Linux systemd connector going offline

Hi all

We’ve got a few connectors deployed in different parts of our network but having issues with a couple of them in particular.

They’re running in Ubuntu LXC containers in ProxmoxVE and are randomly going offline for no reason after working for 1-2 days at a time. Restarting the twingate-connector service brings them back straight away. Doing a health check on the service prior to restarting it comes back OK.

We have other connectors running in linux that haven’t had any issues, however these are the only ones running in LXC in Proxmox, however I can’t see how that should make any difference.

Not sure where to start with troubleshooting this one, has anyone else experienced this?

TIA

@lee.fishlock,

Are the containers themselves going offline, or just the service within the container? I’m running the same thing as my primary Connector and I haven’t had any issues with it like that, I’m just curious if you’re seeing anything in syslog whenever it goes down?

One thing you could try is increasing the log level by running twingate-connector --log-level=7 on that container when the Connector is active, let it run until it stops and then check syslog to see what was going on with it. That will hopefully provide a lot more information on what may be causing the service to stop, if you don’t see it in systemctl status twingate-connector.

Thanks for the response. Having dug a little more when it happens, it actually appears neither the container nor the service is stopping. When it stops checking into twingate i can still see the service in an active state and the container itself can still resolve and contact the appropriate IPs/hostnames, it just stops reporting in. Upon simple restart of the service it checks in right away.

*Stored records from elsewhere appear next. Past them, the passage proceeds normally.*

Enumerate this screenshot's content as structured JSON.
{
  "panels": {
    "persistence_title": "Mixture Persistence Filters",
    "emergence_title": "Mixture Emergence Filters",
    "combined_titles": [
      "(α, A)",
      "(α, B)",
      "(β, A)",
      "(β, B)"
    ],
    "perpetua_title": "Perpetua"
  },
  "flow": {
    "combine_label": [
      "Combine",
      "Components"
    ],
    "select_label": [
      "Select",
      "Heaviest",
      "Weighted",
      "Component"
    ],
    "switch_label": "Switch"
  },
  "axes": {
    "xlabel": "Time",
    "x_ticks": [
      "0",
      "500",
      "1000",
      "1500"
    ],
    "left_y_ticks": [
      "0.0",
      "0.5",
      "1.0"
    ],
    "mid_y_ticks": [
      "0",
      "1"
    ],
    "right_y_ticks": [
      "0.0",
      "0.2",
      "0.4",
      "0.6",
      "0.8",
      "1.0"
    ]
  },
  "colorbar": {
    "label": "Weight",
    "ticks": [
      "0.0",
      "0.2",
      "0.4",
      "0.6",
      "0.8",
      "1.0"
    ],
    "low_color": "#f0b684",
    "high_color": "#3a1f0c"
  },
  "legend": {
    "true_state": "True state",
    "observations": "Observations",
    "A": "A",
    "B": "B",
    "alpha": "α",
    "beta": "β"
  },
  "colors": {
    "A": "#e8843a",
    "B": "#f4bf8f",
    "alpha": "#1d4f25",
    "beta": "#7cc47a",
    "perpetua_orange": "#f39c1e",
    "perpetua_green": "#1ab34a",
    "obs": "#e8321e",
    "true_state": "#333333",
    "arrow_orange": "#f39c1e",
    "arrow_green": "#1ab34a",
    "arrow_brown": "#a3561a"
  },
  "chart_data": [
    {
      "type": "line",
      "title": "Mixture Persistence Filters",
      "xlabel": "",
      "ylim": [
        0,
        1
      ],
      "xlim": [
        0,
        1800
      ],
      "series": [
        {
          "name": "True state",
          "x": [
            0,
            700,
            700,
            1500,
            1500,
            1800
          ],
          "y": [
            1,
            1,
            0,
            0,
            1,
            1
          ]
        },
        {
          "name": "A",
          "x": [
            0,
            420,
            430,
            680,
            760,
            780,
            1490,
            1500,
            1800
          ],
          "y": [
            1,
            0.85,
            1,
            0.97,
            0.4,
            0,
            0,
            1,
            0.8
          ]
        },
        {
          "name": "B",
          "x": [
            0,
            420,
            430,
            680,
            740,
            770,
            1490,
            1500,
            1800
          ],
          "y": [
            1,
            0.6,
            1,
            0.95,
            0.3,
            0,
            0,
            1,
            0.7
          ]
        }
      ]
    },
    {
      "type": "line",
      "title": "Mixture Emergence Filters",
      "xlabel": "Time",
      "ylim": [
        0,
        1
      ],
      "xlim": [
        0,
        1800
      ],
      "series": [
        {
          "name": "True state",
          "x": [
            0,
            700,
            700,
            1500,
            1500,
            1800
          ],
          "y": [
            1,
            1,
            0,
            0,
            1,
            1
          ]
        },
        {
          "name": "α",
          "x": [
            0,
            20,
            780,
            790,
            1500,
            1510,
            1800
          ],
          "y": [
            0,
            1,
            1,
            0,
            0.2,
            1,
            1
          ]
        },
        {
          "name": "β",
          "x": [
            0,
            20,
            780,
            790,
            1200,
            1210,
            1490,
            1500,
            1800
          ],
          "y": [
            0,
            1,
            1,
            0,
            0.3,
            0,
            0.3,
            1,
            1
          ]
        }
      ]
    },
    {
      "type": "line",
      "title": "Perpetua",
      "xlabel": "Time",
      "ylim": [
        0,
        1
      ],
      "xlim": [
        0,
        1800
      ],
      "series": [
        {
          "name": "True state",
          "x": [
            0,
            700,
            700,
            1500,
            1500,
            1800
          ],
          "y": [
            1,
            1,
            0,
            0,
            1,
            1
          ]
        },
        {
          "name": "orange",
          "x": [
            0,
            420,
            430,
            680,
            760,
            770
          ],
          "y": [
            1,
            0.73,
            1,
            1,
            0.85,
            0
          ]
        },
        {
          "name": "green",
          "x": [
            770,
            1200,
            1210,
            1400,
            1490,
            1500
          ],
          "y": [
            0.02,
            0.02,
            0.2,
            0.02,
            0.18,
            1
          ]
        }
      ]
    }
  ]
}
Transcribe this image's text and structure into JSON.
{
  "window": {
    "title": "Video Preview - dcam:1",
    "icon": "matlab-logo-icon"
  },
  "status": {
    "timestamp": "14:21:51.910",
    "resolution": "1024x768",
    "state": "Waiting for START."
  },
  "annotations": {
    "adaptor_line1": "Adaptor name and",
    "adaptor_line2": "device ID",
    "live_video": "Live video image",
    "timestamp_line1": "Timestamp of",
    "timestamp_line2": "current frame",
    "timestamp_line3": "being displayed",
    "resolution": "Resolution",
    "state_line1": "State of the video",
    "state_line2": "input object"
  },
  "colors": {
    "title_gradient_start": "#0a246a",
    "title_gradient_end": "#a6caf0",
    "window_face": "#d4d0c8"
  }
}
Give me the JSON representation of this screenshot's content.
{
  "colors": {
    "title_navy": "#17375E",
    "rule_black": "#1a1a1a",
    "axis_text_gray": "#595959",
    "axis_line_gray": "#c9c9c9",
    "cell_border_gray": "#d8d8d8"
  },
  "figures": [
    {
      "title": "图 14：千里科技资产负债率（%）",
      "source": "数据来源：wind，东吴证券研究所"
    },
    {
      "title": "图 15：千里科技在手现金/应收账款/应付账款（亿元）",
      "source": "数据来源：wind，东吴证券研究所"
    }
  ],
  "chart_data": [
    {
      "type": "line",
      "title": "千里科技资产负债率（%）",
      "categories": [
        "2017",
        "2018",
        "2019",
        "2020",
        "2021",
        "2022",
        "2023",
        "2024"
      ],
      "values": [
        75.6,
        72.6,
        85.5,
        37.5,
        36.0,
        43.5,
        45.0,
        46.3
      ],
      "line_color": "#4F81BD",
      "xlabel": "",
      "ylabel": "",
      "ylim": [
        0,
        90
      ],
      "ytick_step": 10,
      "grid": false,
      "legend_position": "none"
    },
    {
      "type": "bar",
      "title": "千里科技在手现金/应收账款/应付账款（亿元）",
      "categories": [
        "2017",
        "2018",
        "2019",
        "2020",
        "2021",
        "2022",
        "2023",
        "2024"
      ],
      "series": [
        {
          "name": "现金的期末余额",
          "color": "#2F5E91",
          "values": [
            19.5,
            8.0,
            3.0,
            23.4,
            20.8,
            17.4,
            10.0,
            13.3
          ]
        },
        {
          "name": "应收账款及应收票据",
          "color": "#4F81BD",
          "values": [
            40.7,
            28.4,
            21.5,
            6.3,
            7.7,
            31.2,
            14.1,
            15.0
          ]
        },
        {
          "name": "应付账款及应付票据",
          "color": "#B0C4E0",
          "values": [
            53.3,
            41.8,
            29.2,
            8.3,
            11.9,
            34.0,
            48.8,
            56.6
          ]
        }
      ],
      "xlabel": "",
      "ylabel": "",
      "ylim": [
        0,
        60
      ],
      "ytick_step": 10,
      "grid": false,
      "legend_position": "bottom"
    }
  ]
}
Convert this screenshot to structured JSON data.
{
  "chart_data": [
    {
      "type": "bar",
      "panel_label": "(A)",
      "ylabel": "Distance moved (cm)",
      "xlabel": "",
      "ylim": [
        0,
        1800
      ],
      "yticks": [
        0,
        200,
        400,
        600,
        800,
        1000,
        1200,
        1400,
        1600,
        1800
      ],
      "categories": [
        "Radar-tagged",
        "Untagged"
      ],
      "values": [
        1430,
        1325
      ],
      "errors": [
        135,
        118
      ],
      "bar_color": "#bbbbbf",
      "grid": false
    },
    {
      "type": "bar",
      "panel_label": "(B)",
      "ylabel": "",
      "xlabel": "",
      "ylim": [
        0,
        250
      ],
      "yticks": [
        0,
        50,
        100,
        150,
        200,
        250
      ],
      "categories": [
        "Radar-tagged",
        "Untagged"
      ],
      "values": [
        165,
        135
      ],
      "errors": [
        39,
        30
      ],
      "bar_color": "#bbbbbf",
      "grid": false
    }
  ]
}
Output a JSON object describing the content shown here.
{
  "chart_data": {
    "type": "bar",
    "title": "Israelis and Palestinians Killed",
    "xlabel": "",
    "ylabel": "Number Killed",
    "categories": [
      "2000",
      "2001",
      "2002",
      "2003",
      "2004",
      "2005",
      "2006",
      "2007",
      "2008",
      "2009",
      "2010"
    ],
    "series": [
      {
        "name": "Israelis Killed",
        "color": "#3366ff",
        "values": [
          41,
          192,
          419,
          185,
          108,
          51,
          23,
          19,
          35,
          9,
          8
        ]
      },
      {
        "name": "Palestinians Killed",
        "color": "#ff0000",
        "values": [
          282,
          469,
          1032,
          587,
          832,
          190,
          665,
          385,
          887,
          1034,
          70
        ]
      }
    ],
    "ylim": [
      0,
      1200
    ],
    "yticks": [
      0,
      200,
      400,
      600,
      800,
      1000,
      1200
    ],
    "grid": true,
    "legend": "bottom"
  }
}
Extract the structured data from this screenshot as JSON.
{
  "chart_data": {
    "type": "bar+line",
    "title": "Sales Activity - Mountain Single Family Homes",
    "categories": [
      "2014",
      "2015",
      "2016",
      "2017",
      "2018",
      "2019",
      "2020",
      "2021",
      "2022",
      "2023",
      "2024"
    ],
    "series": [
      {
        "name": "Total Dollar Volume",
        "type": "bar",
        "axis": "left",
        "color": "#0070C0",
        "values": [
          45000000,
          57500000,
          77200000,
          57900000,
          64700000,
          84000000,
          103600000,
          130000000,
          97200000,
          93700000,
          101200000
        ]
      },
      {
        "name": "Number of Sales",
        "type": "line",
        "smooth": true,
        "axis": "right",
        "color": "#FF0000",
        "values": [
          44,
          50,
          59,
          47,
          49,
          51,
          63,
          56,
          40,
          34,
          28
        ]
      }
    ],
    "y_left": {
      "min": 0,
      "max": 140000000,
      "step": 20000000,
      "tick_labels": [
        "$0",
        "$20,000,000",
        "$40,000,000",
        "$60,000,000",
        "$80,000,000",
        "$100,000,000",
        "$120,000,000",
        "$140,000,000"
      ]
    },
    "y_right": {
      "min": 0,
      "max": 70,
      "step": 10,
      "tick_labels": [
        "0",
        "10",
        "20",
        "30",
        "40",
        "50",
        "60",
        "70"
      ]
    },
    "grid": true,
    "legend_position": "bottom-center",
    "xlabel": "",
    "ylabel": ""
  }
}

One main difference I didn’t outline before that occurred to me is that these connectors are exclusively reliant on a 4G service for internet, so while that service isn’t going down, i wonder if there is some sort of session timeout or something that’s happening with the communication channel, and a service restart forces a new connection to the TG servers.

Totally possible that’s what’s happening, might be hard to test it conclusively though. What you could do is a simple cron job to restart the service on a routine basis, or even better to run a bash script that does a simple test, and if that test fails restart the service.